I’m a better mother than her,

and this truth exists and it’s a painful one to process, but one big truth can shout loud and clear alongside another initially contrasting truth without automatically canceling it out. On this side of paradise we’re always hoping for one good fact to erase a bad one, always looking for ways to make one uncomfortable truth smaller instead of making the space in our hearts big enough to fit them both when they should.

If we are to live the brave lives we want so badly, then the really true things (not to be mistaken for the things we like to pretend are true) must coexist, and they do in time, though their coexistence without the slightest minimization of either seems impossible to us at first.

I am a better mother

but he was made for her.

Because the biggest truth of all is the truth of the Sovereign who lives on a crippled planet alongside us. And if the Way didn’t pull our shared son’s soul from heaven and place it in me to grow and be born, and the Truth didn’t see fit to birth him in another then place him in my arms for good, and Life Himself didn’t deem that either of those inherently holy paths to motherhood are mine by nature or mine by law and grace to fight for, then still and with open acknowledgement of all of this, he is meant for her and not for me, and I will honor that truth with my whole heart, because she is a person, she is my friend, and she is not perfect, but she deserves that. 

It is fully true that I am a better mother than her, and there are many things I can give him that she cannot. While he has what he needs in some sense, the life of abundance and joy and boring consistency that I wish for him is not mine to bestow everyday, in and out, sunup to sundown.

I’m a better mother than her, but she is his mother.

If I avoid them because it is too painful for me to admit to myself that most – most – children in this world who are not horribly abused must still grow up in circumstances that we find imperfect, sleeping in technically safe but sad, difficult homes, homes that make us weep in our cars when we drive away after visits, then we all are lost to the tyrannical distancing falsehood that love exists in cleanliness and perfection, that hope lives in great preschool opportunities and new toddler bedding ensembles and not in the inextinguishable God-spirit that sparks in the hearts of humans.
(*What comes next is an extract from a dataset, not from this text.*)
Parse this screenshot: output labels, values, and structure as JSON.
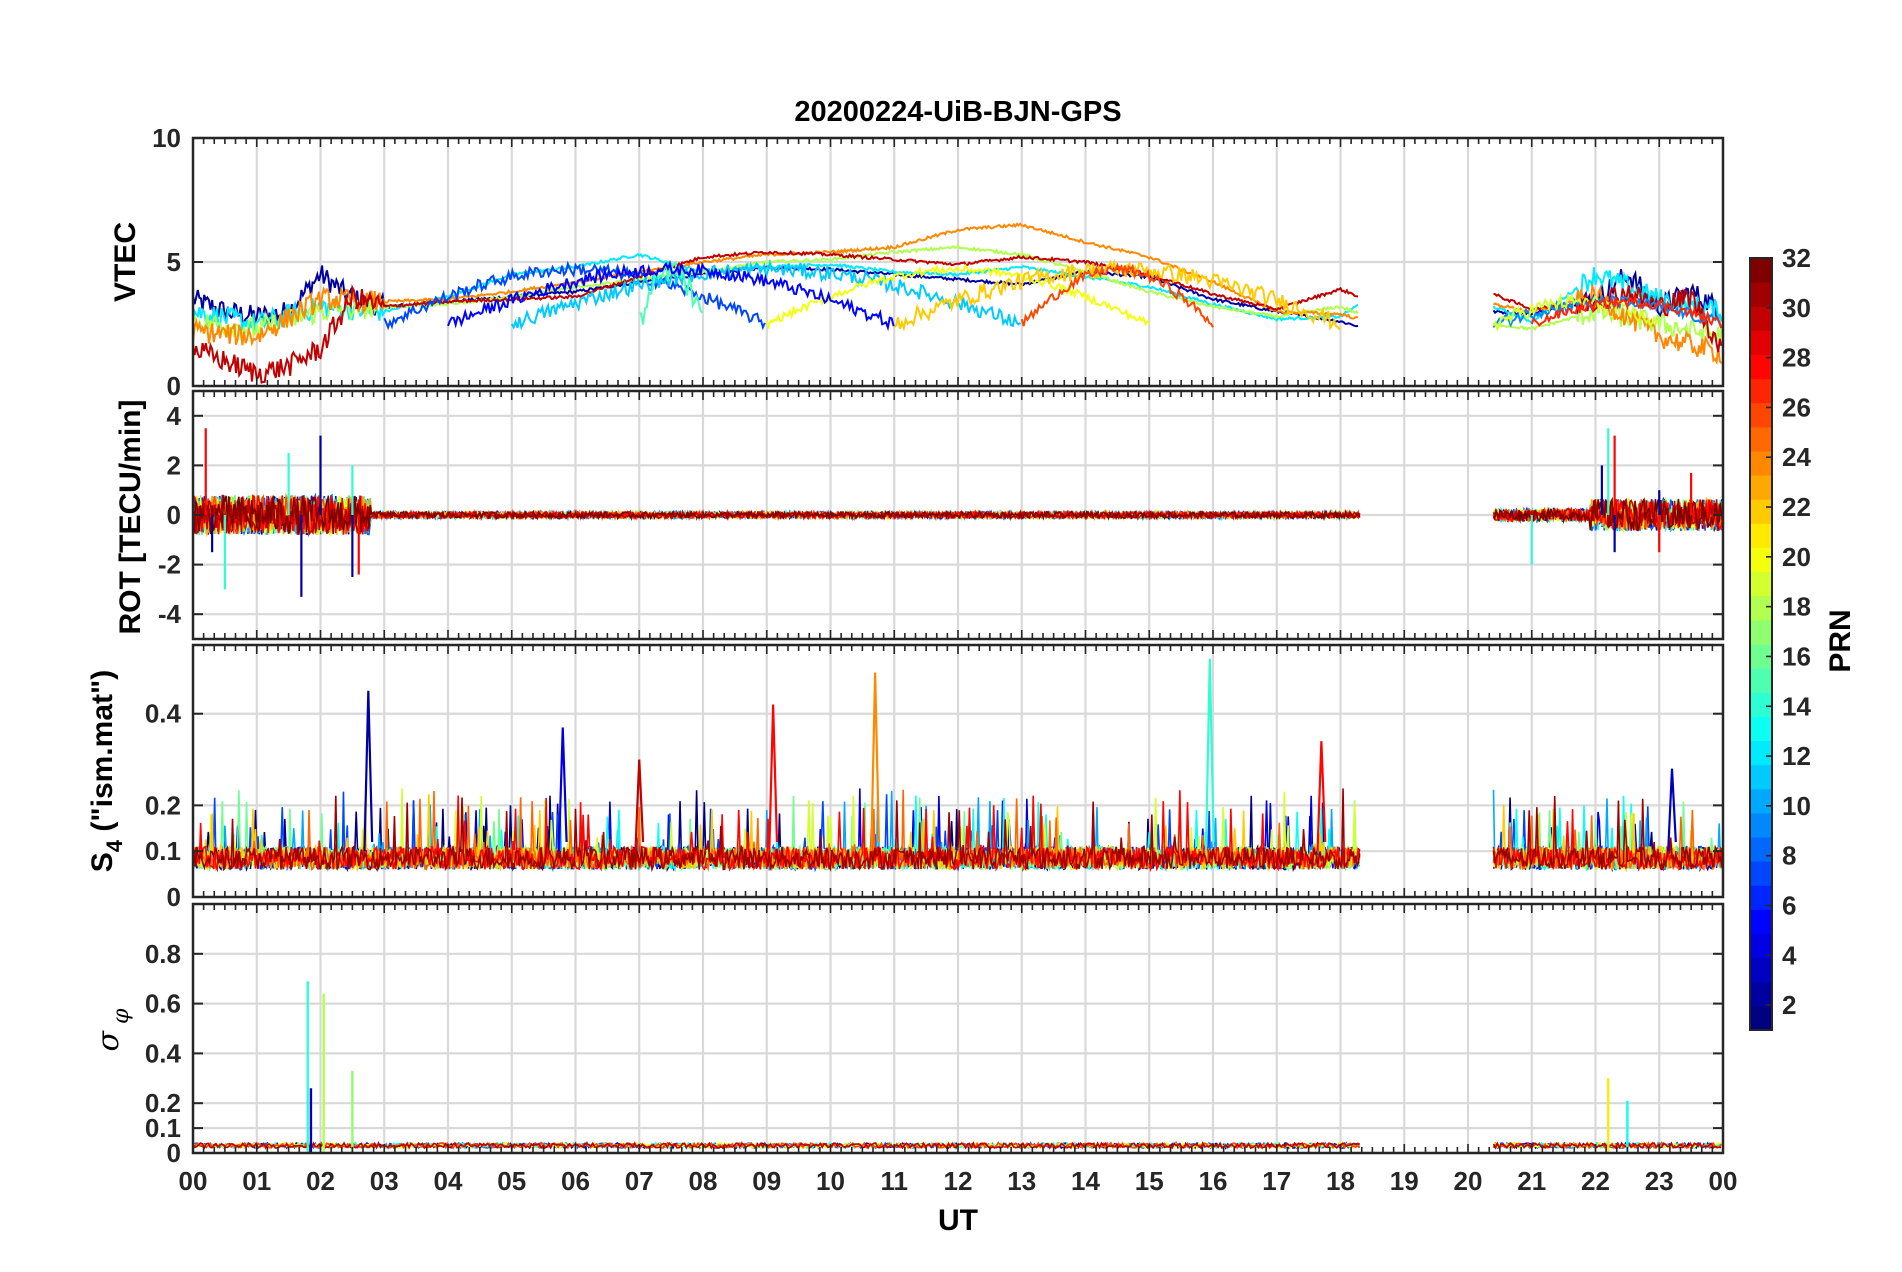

This is the holy imprint that brings heroic leaders and world shakers out of the dust, not because they had darling sepia-toned childhoods, but because someone reached out a hand and pulled them up for love, calling to that truth that lived in their hearts from the very beginning and waited quietly to be explained until the time was right. 

And just like my friend needs me to acknowledge her blindness as a thing about her that influences her driving skills but doesn’t define her personhood, his mother needs me to fully acknowledge her weaknesses—the ones she chose and the ones she didn’t—in order to offer her the best of my strengths.

There are amazing parents who came from nothing, who craft glorious lives for their kids with no example to look to. I am not one of those people, so it is not mine to be smug or condeming. It is mine to be clear eyed and honest when I see terrifying things, it is mine to dial 911 when I need to and mine to open my arms and shut my mouth when I need to, mine to be the serpent and the dove, fully aware and fully the love, denying the lie that one lives better without the other, denying the biggest lie that we live better without each other.

She is his mother, and they belong to each other in a way that I will bless in order to bless the One who made it so. I will teach her what I know, I will give her what I can, I will focus on the fact that I wasn’t made to fix the world, but I was given a chance to love a child who needs me to set aside expectations and easy answers in order to love him with my best self. This little child isn’t meant to be mine permanently by nature or by divine ordination, this little child was not born in one place and taught love in another by accident, this little child leads us.